La masa del agujero trasero recién formado suele ser un poco más pequeña que la suma de las masas de los dos agujeros negros iniciales: el resto ha sido irradiado por ondas gravitacionales, la mayor parte durante la fase de fusión. Como las masas iniciales de los agujeros negros pueden ser enormes (millones de veces la masa de nuestro Sol), incluso un pequeño porcentaje de esa masa constituye una cantidad muy grande de energía. De hecho, la fusión de dos agujeros negros es el evento más poderoso del Universo, más poderoso que el resto del universo combinado. [Nota del editor: “poderoso” aquí hace referencia a la velocidad a la que se libera la energía.] Sin embargo, los efectos de esa cantidad de energía titánica son muy pequeños: las ondas gravitacionales de tales eventos cambiarían la distancia entre el Sol y la Tierra lo mismo que mide el diámetro de un átomo de hidrógeno.

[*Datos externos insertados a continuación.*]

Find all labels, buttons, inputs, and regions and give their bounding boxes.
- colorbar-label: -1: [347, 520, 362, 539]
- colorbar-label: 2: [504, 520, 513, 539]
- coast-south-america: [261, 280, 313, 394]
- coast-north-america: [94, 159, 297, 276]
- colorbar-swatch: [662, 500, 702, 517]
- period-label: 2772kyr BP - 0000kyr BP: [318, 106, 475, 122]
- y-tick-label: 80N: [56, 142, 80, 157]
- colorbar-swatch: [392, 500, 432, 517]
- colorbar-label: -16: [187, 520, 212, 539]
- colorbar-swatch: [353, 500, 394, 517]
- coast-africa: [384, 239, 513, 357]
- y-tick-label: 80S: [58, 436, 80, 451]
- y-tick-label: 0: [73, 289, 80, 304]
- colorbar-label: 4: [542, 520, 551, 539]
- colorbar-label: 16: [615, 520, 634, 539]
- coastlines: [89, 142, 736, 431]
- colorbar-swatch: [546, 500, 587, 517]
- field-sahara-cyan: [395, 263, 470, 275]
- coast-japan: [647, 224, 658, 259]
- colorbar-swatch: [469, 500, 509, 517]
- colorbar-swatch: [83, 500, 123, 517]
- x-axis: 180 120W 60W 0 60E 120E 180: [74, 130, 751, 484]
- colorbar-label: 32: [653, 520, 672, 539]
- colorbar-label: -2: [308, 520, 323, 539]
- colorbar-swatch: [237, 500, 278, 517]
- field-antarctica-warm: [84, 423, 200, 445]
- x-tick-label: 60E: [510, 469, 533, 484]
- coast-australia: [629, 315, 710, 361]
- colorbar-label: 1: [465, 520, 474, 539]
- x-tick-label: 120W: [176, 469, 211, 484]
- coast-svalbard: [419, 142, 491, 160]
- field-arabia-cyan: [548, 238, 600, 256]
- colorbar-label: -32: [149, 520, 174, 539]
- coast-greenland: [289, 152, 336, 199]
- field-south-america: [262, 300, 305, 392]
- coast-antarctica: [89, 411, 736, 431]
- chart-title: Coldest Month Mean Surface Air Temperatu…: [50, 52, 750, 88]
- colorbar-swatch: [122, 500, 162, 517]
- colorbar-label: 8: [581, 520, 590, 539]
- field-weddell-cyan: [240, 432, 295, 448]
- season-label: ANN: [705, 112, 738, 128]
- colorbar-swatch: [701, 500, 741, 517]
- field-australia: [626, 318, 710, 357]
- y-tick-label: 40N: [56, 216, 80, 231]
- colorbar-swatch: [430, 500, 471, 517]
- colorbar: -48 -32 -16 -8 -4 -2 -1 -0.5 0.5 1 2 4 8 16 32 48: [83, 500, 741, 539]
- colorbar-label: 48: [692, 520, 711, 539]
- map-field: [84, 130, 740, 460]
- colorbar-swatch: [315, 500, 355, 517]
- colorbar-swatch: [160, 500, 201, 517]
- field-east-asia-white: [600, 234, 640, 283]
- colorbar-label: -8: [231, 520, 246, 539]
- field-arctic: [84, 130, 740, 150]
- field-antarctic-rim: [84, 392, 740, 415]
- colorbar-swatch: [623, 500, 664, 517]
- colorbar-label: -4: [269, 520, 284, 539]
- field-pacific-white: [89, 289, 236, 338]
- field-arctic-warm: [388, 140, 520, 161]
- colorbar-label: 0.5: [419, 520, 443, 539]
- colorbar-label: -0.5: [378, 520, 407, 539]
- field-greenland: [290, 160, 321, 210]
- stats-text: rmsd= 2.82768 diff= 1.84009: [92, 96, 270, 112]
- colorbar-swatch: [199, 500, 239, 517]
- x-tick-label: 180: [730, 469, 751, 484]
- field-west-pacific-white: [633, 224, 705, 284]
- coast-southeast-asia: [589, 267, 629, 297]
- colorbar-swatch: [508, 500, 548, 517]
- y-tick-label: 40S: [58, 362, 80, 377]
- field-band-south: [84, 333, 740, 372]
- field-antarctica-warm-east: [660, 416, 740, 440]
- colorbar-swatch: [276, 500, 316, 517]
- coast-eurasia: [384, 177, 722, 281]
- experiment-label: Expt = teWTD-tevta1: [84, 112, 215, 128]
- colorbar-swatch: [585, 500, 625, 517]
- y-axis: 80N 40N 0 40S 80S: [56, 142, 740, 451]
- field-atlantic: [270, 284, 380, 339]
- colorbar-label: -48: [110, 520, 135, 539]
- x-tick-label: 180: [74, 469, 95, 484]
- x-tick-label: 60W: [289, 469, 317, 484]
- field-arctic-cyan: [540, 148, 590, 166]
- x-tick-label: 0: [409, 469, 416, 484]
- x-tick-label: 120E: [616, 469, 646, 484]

Los detectores de ondas gravitacionales terrestres, como LIGO y Virgo, son de tamaño kilométrico y capaces de medir las señales que se emiten al fusionar un agujero negro de hasta 30 veces la masa del Sol. Al final de la fase inspiral, los agujeros negros se mueven al 60% de la velocidad de la luz y las ondas gravitacionales resultantes están en el rango de los 100-300 Hz. Para observar agujeros negros mucho más pesados, se necesitan observaciones a frecuencias más bajas. En la Tierra, esas señales están enmascaradas por el ruido causado por los terremotos, el clima y la gente. Por esta razón, LISA, una misión liderada por la ESA, detectará ondas gravitacionales desde el espacio, utilizando tres naves espaciales separadas por 2 millones de kilómetros para registrar ondas gravitacionales en el rango de frecuencia de 30 mHz a 0,1 Hz.

Jillian Bellovary. Astrofísico teórico y profesor asistente en el Queensborough Community College:

Cuando dos agujeros negros chocan entre sí, hacen un agujero negro más grande. Sin embargo, la masa del agujero negro más grande NO es la suma de las masas de los dos más pequeños. Es un poco menos, porque parte de su masa se convierte en energía y se irradia en ondas gravitacionales. Sabemos que esto es cierto porque hemos detectado estas ondulaciones en la estructura del espacio-tiempo con el detector LIGO.

Algo que también creemos que es cierto (pero no hemos observado todavía) es que después de la fusión, el nuevo gran agujero negro recibe un “empujón” y se aleja en una dirección (aparentemente aleatoria). La velocidad y la dirección dependen de las propiedades del sistema binario de agujeros negros antes de fusionarse.

Parte de mi investigación sobre encontrar agujeros negros masivos en galaxias enanas depende de cuán eficiente sea este empujón; si el agujero negro es expulsado de la galaxia (o simplemente es expulsado del centro, haciendo que deambule por las afueras), es mucho más difícil de encontrar, pero estoy tratando de encontrar maneras de localizar estos negros errantes.